The Shawn Michaels Story: Heartbreak & Triumph

 

Nome Completo: The Shawn Michaels Story: Heartbreak & Triumph

Data di rilascio: 27 Novembre 2007

Genere: Documentario

Cast: Shawn Michaels, Triple H, Chris Jericho, Mick Foley, Vince McMahon, Marty Jannetty, Sherri Martel, Pat Patterson, Arn Anderson, Ted DiBiase e altri.

Durata: 540 minuti

Paese di produzione: USA

Lingua: Inglese

Compagnia: World Wrestling Entertainment

Tipo: DVD

Recensione e commento

Lui è l’icona, lui è lo Showstopper, lui è il main eventer. Stiamo parlando di Shawn Michales, uno dei più grandi performer della storia della WWE, e probabilmente dell’intero wrestling business.

Heartbreak & Triumph percorre tutta la lunga carriera del ragazzo di San Antonio. Si parte proprio dalle sue origni, dall’infanzia alla passione giovanile per il wrestling, con tanto di aneddoti da parte di genitori e amici. Si prosegue con gli esordi nel sud-ovest degli U.S.A, ma è con il ritratto dei Rockers che il prodotto entra nel vivo. In principio nella AWA di Verne Gagne, e dopo nella WWE, Shawn Michaels e Marty Jannetty formeranno uno dei tag team più amati dai fan, nonché tra i più spettacolari della categoria. 

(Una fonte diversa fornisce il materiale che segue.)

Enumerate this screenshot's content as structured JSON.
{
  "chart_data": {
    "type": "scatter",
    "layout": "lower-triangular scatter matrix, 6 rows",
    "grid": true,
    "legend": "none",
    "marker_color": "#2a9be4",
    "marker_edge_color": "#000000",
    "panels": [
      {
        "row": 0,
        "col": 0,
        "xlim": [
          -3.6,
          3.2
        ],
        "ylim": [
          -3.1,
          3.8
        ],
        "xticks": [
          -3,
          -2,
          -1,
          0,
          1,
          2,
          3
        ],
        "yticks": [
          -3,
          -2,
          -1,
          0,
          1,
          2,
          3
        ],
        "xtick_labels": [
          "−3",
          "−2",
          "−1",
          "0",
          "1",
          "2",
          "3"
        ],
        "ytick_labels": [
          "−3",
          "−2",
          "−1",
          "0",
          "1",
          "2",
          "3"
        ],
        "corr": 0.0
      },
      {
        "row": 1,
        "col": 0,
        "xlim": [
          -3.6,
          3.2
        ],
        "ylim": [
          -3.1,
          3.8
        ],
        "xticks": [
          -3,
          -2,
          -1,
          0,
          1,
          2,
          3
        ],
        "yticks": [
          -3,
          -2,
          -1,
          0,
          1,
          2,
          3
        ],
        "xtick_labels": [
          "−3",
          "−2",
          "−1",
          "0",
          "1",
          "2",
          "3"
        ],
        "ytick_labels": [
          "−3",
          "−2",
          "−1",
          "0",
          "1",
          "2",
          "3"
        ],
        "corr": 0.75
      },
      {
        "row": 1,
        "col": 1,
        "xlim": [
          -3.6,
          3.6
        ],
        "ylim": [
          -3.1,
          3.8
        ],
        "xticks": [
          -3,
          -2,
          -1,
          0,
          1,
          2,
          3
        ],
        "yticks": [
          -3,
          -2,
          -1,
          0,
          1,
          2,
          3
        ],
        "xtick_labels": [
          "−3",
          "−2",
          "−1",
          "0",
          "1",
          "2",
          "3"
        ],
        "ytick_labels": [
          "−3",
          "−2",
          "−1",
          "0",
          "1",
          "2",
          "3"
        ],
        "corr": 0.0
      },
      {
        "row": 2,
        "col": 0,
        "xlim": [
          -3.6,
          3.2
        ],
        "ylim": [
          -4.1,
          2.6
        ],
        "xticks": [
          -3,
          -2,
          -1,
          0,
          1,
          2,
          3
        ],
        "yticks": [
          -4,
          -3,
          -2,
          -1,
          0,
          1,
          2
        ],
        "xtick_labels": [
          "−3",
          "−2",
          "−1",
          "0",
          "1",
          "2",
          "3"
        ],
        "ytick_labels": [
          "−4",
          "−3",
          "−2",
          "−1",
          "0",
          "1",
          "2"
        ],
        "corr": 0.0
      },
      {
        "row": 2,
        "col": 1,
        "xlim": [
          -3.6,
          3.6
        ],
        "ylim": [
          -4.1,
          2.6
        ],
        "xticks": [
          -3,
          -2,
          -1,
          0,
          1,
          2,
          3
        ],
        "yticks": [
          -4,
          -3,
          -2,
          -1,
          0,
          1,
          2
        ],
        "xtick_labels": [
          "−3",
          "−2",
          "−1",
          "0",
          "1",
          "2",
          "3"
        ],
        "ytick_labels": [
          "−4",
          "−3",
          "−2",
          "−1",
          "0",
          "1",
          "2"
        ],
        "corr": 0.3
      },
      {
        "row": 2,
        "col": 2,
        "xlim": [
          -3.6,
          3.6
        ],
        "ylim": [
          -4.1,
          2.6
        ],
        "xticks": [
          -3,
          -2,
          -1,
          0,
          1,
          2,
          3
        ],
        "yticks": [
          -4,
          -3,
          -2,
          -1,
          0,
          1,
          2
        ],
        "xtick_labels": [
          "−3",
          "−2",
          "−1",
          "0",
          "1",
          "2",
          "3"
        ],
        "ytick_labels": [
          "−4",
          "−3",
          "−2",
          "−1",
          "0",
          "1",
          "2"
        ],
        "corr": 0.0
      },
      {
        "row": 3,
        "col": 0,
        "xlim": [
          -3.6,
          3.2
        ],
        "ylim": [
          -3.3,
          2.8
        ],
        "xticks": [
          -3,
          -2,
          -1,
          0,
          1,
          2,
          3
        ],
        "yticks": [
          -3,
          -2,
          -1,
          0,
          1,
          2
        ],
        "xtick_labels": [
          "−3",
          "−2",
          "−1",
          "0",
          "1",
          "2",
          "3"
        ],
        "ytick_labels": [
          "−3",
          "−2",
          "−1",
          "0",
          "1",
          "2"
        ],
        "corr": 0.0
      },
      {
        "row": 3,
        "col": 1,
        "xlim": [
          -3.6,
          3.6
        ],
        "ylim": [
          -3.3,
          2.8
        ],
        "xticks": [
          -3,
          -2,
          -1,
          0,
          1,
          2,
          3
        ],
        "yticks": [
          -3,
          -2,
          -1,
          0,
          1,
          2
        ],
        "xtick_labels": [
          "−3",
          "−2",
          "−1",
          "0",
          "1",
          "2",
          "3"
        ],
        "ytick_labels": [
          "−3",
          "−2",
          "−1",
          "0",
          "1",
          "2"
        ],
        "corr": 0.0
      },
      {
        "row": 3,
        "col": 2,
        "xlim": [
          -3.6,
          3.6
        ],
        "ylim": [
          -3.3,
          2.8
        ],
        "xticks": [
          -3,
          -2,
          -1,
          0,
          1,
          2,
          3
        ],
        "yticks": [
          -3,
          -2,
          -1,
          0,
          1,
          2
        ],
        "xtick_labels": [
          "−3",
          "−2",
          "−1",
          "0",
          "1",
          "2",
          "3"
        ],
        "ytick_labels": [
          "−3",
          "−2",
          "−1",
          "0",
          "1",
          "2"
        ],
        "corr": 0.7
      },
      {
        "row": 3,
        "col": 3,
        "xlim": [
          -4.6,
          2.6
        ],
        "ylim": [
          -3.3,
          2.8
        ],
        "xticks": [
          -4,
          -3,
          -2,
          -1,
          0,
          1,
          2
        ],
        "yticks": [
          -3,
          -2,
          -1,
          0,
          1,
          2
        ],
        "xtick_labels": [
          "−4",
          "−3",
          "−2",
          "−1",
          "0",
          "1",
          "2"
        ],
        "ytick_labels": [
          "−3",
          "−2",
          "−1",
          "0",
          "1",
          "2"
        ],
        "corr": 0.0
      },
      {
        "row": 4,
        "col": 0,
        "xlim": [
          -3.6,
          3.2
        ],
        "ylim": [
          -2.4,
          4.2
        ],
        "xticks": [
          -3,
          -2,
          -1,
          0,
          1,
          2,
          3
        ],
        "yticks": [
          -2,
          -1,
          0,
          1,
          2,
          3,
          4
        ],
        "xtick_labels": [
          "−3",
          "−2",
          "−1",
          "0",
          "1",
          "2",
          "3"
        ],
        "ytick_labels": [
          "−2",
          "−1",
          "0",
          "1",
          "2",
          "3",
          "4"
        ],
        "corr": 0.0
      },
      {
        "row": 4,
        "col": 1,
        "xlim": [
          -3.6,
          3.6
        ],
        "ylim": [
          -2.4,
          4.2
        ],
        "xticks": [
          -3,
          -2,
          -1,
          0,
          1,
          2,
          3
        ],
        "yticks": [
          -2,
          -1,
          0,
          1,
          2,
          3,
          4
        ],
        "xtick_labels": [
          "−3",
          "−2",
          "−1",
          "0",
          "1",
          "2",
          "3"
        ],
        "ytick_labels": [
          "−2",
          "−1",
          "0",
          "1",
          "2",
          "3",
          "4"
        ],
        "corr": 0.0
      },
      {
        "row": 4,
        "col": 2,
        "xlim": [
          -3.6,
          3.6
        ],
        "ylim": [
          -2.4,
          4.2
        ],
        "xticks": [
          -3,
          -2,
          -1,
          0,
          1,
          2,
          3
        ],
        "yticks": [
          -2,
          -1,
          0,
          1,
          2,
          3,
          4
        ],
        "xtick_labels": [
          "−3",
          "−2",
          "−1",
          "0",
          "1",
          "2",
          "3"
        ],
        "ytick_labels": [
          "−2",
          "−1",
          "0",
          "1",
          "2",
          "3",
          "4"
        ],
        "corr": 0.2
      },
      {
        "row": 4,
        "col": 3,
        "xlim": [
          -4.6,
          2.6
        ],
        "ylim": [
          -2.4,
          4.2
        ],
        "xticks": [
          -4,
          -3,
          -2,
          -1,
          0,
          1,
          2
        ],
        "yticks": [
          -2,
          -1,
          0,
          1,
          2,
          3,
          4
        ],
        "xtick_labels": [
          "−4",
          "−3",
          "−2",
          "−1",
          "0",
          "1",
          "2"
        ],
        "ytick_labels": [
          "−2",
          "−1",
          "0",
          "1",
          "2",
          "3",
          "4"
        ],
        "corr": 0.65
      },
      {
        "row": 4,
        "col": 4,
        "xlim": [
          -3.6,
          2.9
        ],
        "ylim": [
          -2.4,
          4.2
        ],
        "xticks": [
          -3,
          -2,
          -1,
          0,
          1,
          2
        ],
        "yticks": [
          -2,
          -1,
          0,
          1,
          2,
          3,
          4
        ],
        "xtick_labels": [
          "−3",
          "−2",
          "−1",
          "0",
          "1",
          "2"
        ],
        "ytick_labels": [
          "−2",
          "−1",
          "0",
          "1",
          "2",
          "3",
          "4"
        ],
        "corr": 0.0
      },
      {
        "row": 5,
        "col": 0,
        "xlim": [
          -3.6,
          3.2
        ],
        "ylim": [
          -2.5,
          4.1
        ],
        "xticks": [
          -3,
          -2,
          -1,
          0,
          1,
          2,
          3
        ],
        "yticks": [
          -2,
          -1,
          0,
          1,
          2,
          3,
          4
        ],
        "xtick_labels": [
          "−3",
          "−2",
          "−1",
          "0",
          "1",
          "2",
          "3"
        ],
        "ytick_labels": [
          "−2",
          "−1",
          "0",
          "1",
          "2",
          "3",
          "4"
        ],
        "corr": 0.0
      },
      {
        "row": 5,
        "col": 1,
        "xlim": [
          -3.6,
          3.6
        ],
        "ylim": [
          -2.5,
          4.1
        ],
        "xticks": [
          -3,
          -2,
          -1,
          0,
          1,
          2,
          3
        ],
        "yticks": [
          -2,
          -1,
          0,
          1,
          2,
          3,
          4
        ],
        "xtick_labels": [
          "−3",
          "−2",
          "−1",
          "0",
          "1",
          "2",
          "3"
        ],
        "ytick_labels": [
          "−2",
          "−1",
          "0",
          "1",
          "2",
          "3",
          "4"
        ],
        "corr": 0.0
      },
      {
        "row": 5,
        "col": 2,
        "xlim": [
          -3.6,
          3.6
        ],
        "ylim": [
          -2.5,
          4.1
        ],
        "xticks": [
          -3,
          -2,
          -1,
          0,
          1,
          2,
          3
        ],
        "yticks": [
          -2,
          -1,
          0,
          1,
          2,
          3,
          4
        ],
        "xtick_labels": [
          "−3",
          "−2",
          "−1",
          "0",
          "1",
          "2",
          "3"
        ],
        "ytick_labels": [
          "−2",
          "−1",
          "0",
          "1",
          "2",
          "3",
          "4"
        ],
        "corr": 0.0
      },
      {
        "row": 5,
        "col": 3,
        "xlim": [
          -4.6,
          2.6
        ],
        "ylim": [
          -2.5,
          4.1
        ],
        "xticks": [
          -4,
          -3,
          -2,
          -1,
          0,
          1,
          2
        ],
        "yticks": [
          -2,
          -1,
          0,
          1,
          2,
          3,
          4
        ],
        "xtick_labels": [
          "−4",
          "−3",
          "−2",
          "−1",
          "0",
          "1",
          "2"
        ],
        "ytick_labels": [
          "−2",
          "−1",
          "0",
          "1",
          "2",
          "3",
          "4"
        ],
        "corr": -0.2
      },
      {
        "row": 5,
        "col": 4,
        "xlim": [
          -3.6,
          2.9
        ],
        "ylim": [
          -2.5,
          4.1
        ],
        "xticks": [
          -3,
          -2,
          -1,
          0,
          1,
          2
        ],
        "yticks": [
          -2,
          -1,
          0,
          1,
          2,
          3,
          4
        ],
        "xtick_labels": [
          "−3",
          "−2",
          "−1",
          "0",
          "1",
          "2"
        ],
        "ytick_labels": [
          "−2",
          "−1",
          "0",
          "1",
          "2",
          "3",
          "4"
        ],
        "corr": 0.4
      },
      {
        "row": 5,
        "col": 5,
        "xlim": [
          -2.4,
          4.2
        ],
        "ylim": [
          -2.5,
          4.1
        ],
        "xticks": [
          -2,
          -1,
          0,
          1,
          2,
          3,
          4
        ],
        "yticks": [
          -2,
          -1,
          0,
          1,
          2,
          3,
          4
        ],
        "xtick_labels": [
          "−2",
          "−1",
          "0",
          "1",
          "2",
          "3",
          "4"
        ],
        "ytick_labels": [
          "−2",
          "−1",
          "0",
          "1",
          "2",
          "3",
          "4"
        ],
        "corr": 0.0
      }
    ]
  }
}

Il nostro protagonista si da quindi alle competizioni singole, e come si suol dire, il resto è storia: la conquista del titolo intercontinentale, il leggendario ladder match contro Razor Ramon, le vittorie nella Royal Rumble, ed infine la consacrazione come campione mondiale a Wrestlemania 12.

In questa prima parte dell’opera dedicata a HBK,abbiamo la diretta testimonianza di Jannetty, e dell’indimenticata Sherri Martel, che ci regala forse i momenti più emozionanti del DVD. Ci sono anche i contributi di Arn Anderson, Ted DiBiase, Pat Patterson, alle quali si affiancano gente alquanto fuori luogo in un contesto quale la WWE dei primi anni ’90 ( Jericho, Foley, Triple H), si sente la mancanza delle dichiarazioni degli altri membri della Kliq, su tutti Kevin Nash e Scott Hall, il primo impegnato a tempo pieno in TNA, ed il secondo non in ottimi rapporti con la federazione di McMahon.

Proseguendo con le immagini, risultano impedibili le sequenze riguardo alla nascita delle Degeneration X, la stable che diede il via all’era dell’Attitude, e ovviamente quelle sullo Screwjob di Montreal, senza ombra di dubbio l’episodio più famoso della storia del wrestling. Com’era facile immaginare, il comportamento che Shawn mantenne in quell’occasione viene difeso con fare quasi partigianesco dagli addetti ai lavori, che esaltano la sua professionalità e la cieca fedeltà dimostrata alla compagnia.

Il filmato non lesina un tocco autobiografico, poichè offre una sommaria descrizione della vita privata dello Showstopper, i riferimenti alla sua condotta sregolata dentro e fuori dal ring durante i primi anni di carriera, il matrimonio, la paternità e la ritrovata fede in Dio.

A far da contenuti speciali, abbiamo a disposizione una vasta gamma di incontri che spaziano dal periodo AWA fino ai giorni nostri. Sebbene sia stata sicuramente un’ardua impresa stilare un ristretto elenco delle performance di Michaels, considerati i suoi altissimi standard sul ring, non possiamo fare a meno di mostrare un pizzico di delusione quando prendiamo atto della mancanza di alcuni classici, come ad esempio il già citato ladder match di Wrestlemania 10, l’Hell in a cell contro The Undertaker, l’Ironman con Bret Hart, o lo Street Fight di Summerlam 2002 contro Triple H; in compenso, i due dischi bonus offrono alcune perle più rare, ci riferiamo all’incontro con Jeff Jarrett di In Your House 2, ed anche a quello più recente contro John Cena disputato lo scorso aprile in Inghilterra.

Forse oscurato dalle contemporanee uscite dedicate a Rey Mysterio e John Cena, il DVD in questione si rivela un prodotto completo e accurato. Impedibile per tutti i fan di Michaels e vivamente consigliato agli altri appassiaonti, Heartbreak & Triumph balza aglii occhi per l’abilità nel sottolineare i momenti chiave della carriera di HBK, offrendo in tal modo non sono un’ottima analisi del wrestler, ma un memorabile ritratto di ciò che egli ha rappresentato nella firmamento dello sport entertainment.